NASA has used radioisotope thermoelectric generators to generate power and heat for 27 missions over the past 40 years.

Stephen Johnson leads a 60-member power systems team at the INL.  That team spent five years training, conducting readiness reviews, fueling, testing, and delivering the power source that will provide electrical power and heat for the rover.

In addition to private industry, INL partners with Oak Ridge, Los Alamos, and Sandia National Labs to provide radioisotope power systems for the Department of Energy’s Office of Nuclear Energy.  The power systems enable deep-space scientific exploration. 

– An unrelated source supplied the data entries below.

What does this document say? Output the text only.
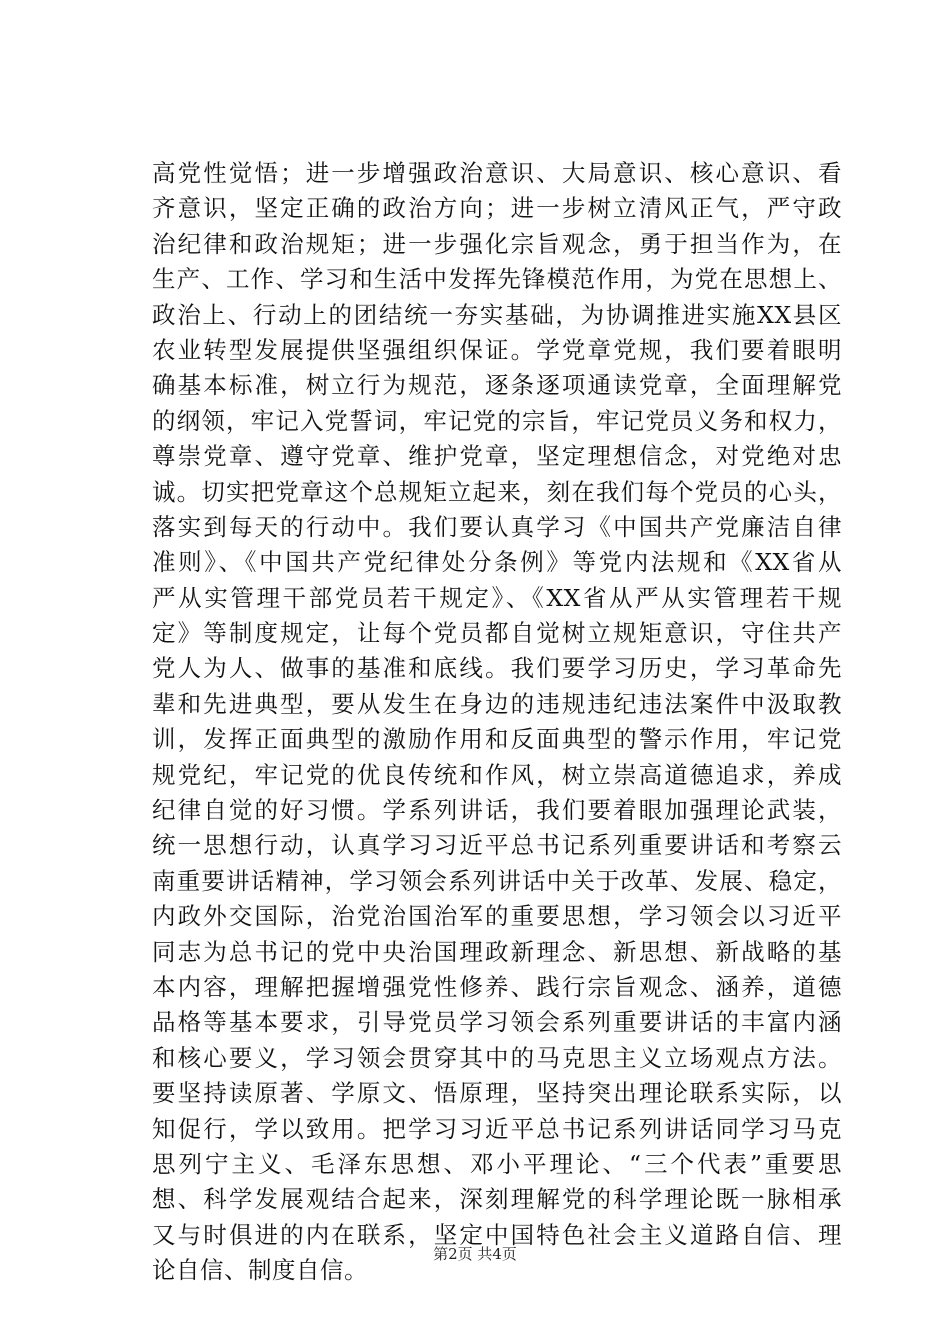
高党性觉悟；进一步增强政治意识、大局意识、核心意识、看
齐意识，坚定正确的政治方向；进一步树立清风正气，严守政
治纪律和政治规矩；进一步强化宗旨观念，勇于担当作为，在
生产、工作、学习和生活中发挥先锋模范作用，为党在思想上、
政治上、行动上的团结统一夯实基础，为协调推进实施XX县区
农业转型发展提供坚强组织保证。学党章党规，我们要着眼明
确基本标准，树立行为规范，逐条逐项通读党章，全面理解党
的纲领，牢记入党誓词，牢记党的宗旨，牢记党员义务和权力，
尊崇党章、遵守党章、维护党章，坚定理想信念，对党绝对忠
诚。切实把党章这个总规矩立起来，刻在我们每个党员的心头，
落实到每天的行动中。我们要认真学习《中国共产党廉洁自律
准则》、《中国共产党纪律处分条例》等党内法规和《XX省从
严从实管理干部党员若干规定》、《XX省从严从实管理若干规
定》等制度规定，让每个党员都自觉树立规矩意识，守住共产
党人为人、做事的基准和底线。我们要学习历史，学习革命先
辈和先进典型，要从发生在身边的违规违纪违法案件中汲取教
训，发挥正面典型的激励作用和反面典型的警示作用，牢记党
规党纪，牢记党的优良传统和作风，树立崇高道德追求，养成
纪律自觉的好习惯。学系列讲话，我们要着眼加强理论武装，
统一思想行动，认真学习习近平总书记系列重要讲话和考察云
南重要讲话精神，学习领会系列讲话中关于改革、发展、稳定，
内政外交国际，治党治国治军的重要思想，学习领会以习近平
同志为总书记的党中央治国理政新理念、新思想、新战略的基
本内容，理解把握增强党性修养、践行宗旨观念、涵养，道德
品格等基本要求，引导党员学习领会系列重要讲话的丰富内涵
和核心要义，学习领会贯穿其中的马克思主义立场观点方法。
要坚持读原著、学原文、悟原理，坚持突出理论联系实际，以
知促行，学以致用。把学习习近平总书记系列讲话同学习马克
思列宁主义、毛泽东思想、邓小平理论、“三个代表”重要思
想、科学发展观结合起来，深刻理解党的科学理论既一脉相承
又与时俱进的内在联系，坚定中国特色社会主义道路自信、理
论自信、制度自信。
第2页 共4页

The systems include a heat source that contains plutonium-238 and thermocouples that make electricity by exploiting the temperature difference between plutonium’s decay heat and the cold of space.

“I’m just really happy for everyone associated with this,” Johnson said. “We’re in a fortunate position because we get to see the fruits of our labor, and there are a lot of people (at INL) who don’t get to do that. We get to see it built, see it take off and see it land in a relatively short period of time. This is relatively instant gratification. What a neat sense of accomplishment.”